La terre de Dignac étant composée de quartz, de mica et de feldspath , provient évidemment d’une roche primitive , appelée vulgairement granite à trois substances. Il est donc probable que, dans les environs de Dignac, il existe une montagne granitique.. Si Ton considère que Limoges est le seul pays de France qui possède les substances propres à la fabrication de la porcelaine; qu’il en fournit à Sèvres et aux fabriques étrangères, notamment à Andennes, près Namur, on sentira l'importance de la découverte du sieur Mouchard. Il est facile de prévoir que sous peu nous verrons , une nouvelle branche d’industrie s'établir dans le département de la Charente, et que des fabriques de porcelaine s’élèveront à Dignac et à Angoulême.
La Société d’Agriculture doit se féliciter d’avoir la première donné des encouragements au sieur Mouchard pour faire cette découverte ; mais je dois déclarer que c’est principalement à M. le Préfet quelle est due. C’est à son zèle, à ses démarches, à son énergie, et aux encouragements qu’il a donnés au fabricant, que nous devons de connaître cette précieuse mine, qui, sans lui, serait restée cachée. Ruelle, le 17 août 1821.

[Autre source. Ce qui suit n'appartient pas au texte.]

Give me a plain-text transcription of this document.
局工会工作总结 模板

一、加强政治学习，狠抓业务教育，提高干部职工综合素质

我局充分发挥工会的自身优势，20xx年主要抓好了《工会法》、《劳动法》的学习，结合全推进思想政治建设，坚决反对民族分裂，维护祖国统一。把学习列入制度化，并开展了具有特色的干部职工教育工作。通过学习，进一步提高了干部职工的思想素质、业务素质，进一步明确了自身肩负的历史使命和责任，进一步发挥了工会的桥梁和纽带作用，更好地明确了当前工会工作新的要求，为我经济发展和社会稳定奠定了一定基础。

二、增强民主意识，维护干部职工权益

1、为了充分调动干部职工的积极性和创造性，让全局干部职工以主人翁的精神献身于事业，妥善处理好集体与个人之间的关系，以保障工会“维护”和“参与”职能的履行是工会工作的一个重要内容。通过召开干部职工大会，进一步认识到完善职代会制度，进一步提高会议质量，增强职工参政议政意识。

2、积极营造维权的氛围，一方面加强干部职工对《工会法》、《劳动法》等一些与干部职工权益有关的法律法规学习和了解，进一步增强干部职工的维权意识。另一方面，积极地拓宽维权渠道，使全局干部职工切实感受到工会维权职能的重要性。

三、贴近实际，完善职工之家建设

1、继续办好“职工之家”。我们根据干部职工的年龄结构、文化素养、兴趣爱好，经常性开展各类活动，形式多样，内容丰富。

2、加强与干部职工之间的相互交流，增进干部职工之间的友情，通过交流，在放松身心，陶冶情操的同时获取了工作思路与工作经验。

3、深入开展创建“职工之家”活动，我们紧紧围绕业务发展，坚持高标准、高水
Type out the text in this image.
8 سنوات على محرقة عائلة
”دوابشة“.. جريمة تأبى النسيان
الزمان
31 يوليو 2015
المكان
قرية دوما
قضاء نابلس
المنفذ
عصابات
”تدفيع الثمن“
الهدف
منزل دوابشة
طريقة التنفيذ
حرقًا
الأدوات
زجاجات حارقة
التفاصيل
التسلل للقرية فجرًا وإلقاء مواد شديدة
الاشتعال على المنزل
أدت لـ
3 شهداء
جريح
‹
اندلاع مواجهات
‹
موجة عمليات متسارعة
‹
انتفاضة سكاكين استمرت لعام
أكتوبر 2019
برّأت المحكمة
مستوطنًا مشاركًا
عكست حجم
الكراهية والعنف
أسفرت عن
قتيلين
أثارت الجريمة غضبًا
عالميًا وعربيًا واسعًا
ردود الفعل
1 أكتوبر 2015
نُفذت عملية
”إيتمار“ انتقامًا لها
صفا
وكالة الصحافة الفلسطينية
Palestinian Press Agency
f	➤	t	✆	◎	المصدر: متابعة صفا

JURE, Membre de la Société d'Agriculture

P.-S. Depuis que ce rapport est écrit, le sieur Mouchard a fabriqué de nouveaux vases, qui ont été présentés à la Société. Ces vases ont une cassure très-blanche, mais le grain n’est pas aussi fin, et la porcelaine a peu de translucidité. Le sieur Mouchard va tâcher de perfectionner ses essais.

RAPPORT

Sur les Vases de Porcelaine confectionnés par le sieur Mouchard.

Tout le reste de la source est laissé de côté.